Welsh food is often underrated but I can’t think of anything more satisfying than welsh cakes, welsh rarebit and local sausage stew. Harden’s* has also proved that the welsh do fancy as well as hearty. Here are their top 10 poshest noshes in Wales.
“Bryan Webb continues to excel, producing outstanding cuisine” at his and wife Susan’s “comfortable country hotel” – a former hunting lodge of the Duke of Westminster in a “tranquil location” near Bala. “Staff take the time to chat”, and “it’s laid back style, lack of fuss, relaxing nature and extensive grounds” make it “a great place for a foodie date!” The “interesting but not over priced wine list” is also a major gastronomic highlight.
It’s “onwards and upwards” for this country house hotel, in a “lovely location, handy for the Hay Festival”, and long of note for its “old-hall decadence”; Nick Brodie’s “exquisite” cuisine won extremely consistent praise this year: “worth every penny!”
“The position of the restaurant is superb” – a Beach Cliff Edwardian building along from the pier, whose large windows provide views over the Penarth esplanade to the sea. “Excellent quality ingredients are elevated to another level thanks to the talent of chef James Sommerin” and his “friendly” family-led team.
“In the middle of the lush Wye valley” (“no mobile reception here”), this long acclaimed “foodie gem”regained its star shortly after the arrival of chef/proprietor Chris Harrod in 2013 (and lost ‘The Crown’ from its name shortly after). Fans proclaim the “locally sourced and foraged” cuisine “unique”(“Noma in Britain!”) with the “added benefit of eight comfy rooms to sleep it off”.
Limited but ecstatic feedback on this “lovely”Victorian pile, on the edge of Snowdonia (once owned by the Duke of Westminster), where the dining room was initially “under the aegis of Michael Caines”: Gareth Stevenson’s cuisine is “delicious and beautifully presented, and though portions look small they prove fully satisfying: well worth the journey to a remote location”.

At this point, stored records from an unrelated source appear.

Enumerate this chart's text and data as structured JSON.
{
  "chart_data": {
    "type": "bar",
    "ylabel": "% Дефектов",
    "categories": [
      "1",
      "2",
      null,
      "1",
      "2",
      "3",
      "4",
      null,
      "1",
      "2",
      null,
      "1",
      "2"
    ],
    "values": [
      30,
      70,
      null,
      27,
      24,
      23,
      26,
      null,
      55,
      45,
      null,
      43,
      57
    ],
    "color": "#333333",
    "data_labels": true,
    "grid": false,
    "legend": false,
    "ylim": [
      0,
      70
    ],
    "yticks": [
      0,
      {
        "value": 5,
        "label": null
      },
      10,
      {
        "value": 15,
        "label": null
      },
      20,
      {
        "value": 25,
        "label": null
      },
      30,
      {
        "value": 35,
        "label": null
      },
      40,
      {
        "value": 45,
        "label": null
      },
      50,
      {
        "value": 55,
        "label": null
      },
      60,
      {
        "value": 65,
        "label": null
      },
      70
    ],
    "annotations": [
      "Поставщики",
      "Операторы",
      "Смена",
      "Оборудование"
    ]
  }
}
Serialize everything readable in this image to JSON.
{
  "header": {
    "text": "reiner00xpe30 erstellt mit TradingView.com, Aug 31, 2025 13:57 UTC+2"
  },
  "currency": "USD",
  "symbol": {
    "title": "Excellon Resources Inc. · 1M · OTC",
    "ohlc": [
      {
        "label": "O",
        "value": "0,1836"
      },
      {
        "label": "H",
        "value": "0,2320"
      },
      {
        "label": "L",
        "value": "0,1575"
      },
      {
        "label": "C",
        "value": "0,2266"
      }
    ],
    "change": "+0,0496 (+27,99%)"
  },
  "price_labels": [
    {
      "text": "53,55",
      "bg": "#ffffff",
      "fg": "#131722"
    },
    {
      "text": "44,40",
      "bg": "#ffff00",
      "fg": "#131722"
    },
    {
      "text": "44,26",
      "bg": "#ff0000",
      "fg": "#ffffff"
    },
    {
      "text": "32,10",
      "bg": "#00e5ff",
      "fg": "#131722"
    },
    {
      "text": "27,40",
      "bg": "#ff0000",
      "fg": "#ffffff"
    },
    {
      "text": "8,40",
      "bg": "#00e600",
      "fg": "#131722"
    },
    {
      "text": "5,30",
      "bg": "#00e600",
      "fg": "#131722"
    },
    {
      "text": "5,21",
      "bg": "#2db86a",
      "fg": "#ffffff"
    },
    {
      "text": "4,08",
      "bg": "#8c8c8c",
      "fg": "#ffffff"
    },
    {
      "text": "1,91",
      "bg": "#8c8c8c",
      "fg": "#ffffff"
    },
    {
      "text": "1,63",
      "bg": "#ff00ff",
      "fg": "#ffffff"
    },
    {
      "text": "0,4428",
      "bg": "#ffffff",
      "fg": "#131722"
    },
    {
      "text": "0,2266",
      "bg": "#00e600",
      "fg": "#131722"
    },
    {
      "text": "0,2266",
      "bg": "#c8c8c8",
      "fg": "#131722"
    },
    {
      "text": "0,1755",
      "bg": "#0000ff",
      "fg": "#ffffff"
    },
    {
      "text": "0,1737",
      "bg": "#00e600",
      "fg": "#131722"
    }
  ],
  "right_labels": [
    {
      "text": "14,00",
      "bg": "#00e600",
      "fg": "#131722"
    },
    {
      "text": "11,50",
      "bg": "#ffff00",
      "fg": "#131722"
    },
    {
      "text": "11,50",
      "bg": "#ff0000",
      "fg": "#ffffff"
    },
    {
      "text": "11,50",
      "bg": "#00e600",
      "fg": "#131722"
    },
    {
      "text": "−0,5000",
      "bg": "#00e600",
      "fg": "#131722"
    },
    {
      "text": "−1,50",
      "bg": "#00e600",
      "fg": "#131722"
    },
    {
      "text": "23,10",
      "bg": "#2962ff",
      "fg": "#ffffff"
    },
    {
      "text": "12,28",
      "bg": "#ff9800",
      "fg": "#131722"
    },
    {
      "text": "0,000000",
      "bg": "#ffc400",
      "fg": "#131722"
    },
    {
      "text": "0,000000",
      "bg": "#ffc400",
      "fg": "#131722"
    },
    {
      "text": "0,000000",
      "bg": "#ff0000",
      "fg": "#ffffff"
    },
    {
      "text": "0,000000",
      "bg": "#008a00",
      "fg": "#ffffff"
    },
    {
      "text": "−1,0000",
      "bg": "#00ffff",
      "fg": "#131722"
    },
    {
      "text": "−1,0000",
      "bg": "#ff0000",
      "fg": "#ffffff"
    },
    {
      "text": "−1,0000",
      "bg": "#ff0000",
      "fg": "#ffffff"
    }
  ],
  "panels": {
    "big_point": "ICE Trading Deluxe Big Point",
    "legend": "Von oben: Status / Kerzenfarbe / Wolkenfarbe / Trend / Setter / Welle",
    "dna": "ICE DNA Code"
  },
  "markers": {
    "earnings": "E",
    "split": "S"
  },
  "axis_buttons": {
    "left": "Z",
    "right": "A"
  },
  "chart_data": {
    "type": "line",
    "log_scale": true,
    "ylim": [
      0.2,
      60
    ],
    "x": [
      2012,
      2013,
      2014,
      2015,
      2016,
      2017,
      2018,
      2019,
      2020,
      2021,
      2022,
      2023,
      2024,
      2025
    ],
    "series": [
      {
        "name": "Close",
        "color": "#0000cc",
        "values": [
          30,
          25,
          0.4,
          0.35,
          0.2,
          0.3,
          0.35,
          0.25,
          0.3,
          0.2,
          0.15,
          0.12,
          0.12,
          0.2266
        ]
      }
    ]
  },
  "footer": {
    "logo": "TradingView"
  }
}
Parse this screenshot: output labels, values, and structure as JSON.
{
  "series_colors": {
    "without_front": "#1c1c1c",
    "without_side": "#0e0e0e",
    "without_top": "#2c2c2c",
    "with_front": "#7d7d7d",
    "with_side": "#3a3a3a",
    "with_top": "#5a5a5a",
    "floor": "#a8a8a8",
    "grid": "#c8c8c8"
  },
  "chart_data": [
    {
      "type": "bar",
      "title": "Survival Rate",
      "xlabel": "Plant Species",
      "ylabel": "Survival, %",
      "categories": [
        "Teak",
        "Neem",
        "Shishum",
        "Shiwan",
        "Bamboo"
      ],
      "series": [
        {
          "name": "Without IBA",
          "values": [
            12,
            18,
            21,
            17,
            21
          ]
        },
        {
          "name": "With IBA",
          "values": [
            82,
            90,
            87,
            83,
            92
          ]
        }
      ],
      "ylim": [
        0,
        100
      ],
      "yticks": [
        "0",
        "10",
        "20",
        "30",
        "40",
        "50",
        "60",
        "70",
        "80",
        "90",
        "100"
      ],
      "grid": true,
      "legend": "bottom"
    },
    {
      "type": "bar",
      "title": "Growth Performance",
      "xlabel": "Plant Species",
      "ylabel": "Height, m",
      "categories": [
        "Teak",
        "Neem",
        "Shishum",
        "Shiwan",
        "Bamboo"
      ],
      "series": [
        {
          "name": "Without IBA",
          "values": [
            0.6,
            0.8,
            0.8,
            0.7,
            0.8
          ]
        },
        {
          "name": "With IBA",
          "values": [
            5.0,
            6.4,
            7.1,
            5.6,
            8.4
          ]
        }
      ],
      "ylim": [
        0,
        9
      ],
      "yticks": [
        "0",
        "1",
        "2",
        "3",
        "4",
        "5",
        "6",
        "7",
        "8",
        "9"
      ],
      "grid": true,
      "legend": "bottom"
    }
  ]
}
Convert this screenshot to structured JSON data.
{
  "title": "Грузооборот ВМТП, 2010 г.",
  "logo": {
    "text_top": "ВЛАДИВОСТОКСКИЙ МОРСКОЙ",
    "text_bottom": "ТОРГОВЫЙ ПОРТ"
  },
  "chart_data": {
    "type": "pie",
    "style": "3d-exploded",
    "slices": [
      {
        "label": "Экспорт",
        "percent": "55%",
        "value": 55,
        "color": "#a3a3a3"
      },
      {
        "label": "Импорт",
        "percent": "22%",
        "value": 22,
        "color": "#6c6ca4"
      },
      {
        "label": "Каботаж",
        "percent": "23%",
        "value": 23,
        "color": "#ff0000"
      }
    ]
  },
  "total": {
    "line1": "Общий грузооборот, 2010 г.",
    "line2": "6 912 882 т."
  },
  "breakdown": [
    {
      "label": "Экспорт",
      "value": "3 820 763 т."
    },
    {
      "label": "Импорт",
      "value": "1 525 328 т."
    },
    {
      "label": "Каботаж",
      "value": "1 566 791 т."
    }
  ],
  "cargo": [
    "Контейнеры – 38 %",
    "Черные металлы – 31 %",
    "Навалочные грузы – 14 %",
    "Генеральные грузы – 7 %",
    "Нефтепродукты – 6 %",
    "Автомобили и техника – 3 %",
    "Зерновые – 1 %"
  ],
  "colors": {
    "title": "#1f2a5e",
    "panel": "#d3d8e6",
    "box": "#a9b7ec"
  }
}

“You don’t know what you are going to get” at this “small” but stylish venue in an old butcher’s, but the leap of faith is “well worth it” given the “really special” results: “every dish is perfectly prepared and follows on extremely well from the one before”. By all accounts “they have deserved their recently awarded Michelin star”.
“Situated on the harbour front and directly facing a beautiful sea vista”, this “small and intimate”gem is “amusingly located in a converted art deco public toilet but the ambience is more that of a Californian beach shack – especially in summer when you eat outside on a sail-covered deck”. To eat: “essentially fish and seafood that’s simply but beautifully cooked”.
Rave reviews this year for this tangerine-coloured quayside dining room, where chef Stephen Gomes is hailed by fans as “India’s answer to Heston Blumenthal”, delivering “mind blowing” creations (mainly Goan, but nodding to China and Tibet) that are “wonders to behold” and are “all served at the table by the sous chef with pride”.
“Traditional and classic French cuisine with wonderful twists and flavour marriages” justify the pilgrimage to the Welsh outback for the many loyal fans of Stéphane Borie & Sarah Francis’s 17th-century inn on the town square – a “peaceful and private” escape with five rooms.
Owned by wedding specialists Oldwalls since November 2016, this small (but expanding) restaurant-with-rooms occupies a grade II manor house, beautifully set in a remote corner of the Gower peninsula. Feedback is limited, but very positive on its cuisine, which makes a feature of Welsh sourcing.